Status: On hiatus until "Love and Werewolves" is finished.

Well That Just Sucks.

Chapter one moving

Chapter One
Moving.

I stomp my way onto the plane to California, where I will make a fresh start in my life. At least, that’s what my social worker George says. Like he knows anything about California.
Or my life for that matter.

I’m really, really pissed off right now because my new "Father"(so called) is making me go to an all boys boarding school.

Really, who does that? I'll probably end up getting raped or something. Not that he would care…

I sigh as I take my seat in first class.

“At least I don’t have to fly in coach,” I grumble to myself, until I remember this is the school’s private jet.

“Now I have to sit with 400 boys for 6 hours. That’s just great,” I think sarcastically.
Feeling someone else’s eyes on me, I turn my head to see an utterly gorgeous Emo boy coming towards me.

Hmm. Maybe this won’t be as bad as I thought.
I quickly changed my mind when he growled,"Move it, bitch."
I look up at him, slightly startled.

“W-what do you mean? It says seat 25-G on this. I think you’re in the wrong row,” I say flashing him my ticket.

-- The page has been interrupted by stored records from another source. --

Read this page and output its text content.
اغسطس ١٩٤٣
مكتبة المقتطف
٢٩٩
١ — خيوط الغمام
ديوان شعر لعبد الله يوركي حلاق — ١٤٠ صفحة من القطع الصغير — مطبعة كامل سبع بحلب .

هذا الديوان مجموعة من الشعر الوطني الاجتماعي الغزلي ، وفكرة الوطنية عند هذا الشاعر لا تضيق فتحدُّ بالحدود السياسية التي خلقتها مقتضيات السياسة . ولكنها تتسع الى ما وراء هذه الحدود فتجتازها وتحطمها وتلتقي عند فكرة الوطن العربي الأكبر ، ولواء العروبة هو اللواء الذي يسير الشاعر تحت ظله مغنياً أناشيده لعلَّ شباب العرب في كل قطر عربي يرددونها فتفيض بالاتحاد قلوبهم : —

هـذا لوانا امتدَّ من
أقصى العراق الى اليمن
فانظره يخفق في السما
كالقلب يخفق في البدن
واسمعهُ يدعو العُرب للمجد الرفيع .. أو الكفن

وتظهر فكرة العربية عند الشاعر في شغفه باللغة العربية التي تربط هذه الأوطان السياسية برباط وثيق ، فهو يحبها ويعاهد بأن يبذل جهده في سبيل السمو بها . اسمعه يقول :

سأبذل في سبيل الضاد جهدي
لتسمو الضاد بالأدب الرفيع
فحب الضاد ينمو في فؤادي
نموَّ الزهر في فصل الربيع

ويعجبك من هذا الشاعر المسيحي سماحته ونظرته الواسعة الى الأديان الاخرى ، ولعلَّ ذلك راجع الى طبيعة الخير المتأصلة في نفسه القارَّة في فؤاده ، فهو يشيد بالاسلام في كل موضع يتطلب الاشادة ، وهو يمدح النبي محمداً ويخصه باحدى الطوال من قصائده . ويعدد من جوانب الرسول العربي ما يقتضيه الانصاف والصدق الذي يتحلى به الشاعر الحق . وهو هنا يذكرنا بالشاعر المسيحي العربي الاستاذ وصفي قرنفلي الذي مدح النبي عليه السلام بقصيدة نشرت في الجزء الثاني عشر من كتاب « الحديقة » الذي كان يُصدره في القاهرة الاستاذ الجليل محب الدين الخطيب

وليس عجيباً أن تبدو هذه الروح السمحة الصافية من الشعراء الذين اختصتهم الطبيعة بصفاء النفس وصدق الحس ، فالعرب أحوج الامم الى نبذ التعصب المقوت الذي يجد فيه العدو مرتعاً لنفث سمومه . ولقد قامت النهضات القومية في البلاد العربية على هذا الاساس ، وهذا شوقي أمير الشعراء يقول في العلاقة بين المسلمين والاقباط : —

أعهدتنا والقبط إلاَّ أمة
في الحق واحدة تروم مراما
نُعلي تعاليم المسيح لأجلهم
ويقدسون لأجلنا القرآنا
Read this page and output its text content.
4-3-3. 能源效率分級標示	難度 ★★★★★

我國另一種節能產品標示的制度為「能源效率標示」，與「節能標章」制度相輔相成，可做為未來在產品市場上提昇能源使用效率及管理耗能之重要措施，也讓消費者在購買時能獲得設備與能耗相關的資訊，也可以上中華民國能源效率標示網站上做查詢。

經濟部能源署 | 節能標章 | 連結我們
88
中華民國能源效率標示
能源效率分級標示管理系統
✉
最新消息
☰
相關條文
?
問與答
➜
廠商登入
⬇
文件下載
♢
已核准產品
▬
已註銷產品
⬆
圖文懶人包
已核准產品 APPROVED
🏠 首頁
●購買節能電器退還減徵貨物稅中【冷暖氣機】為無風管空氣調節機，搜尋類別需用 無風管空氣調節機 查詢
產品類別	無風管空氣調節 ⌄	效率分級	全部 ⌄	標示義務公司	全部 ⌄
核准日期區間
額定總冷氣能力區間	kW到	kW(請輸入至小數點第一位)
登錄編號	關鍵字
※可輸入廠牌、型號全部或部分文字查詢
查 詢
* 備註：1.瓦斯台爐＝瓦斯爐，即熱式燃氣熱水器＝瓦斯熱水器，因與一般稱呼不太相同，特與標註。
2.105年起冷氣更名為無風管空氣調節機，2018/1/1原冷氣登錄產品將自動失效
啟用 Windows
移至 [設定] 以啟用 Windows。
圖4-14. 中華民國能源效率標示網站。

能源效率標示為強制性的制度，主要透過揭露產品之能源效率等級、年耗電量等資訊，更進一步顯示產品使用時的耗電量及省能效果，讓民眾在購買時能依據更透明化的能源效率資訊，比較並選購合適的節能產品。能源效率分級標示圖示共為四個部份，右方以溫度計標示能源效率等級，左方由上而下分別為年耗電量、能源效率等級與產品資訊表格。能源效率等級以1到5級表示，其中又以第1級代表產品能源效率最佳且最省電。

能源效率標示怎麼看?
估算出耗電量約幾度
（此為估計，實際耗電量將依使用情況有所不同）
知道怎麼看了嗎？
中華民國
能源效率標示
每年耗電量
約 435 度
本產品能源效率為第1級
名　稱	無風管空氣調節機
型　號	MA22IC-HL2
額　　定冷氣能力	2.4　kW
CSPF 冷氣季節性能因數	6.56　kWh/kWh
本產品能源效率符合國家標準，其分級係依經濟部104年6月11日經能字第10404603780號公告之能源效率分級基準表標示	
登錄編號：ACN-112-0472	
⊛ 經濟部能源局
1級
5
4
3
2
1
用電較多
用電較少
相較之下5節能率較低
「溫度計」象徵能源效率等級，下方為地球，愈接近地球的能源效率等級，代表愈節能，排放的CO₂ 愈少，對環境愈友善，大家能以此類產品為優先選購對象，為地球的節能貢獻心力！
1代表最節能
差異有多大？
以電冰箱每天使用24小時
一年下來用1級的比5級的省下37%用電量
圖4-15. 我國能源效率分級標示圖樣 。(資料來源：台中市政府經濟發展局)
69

“I don’t give a flyin’ fuck what it says. I'm sitting here,” he says, now furious.

“What’s your problem!?” I yell, starting to get angry.

Out of the corner of my eye, I see the beautiful summer sky change to stormy weather as the wind violently rocks the plane. The other passengers start to get nervous as baggage starts to fall from the open overhead compartments.

I take deep breaths, trying to control my temper, “Annabelle! Calm down! Do you want everyone to know that you’re a freak?!” I yell at myself.

I cringe at the thought. The boy grumbles and moves on as the oncoming traffic shoves him down the aisle.

The whole plane seems to be relieved as the wind calms down, along with my nerves.
I mentally kick myself.

Like I need anything to make me seem weirder then I already am.

An even hotter boy steps onto the plane and I catch myself before I start to drool. He glares at me when he catches me checking him out. I shudder and make myself as small as possible. It’s like he gives off a vibe of just…I don’t know the word for it. Pure unadulterated evil, maybe?

I shudder again when he walks by me.

I look around and see almost everyone else on the plane gawking at me, like I’m some sort of new toy.

“This is gonna be a really fun plane ride,” I mutter to myself.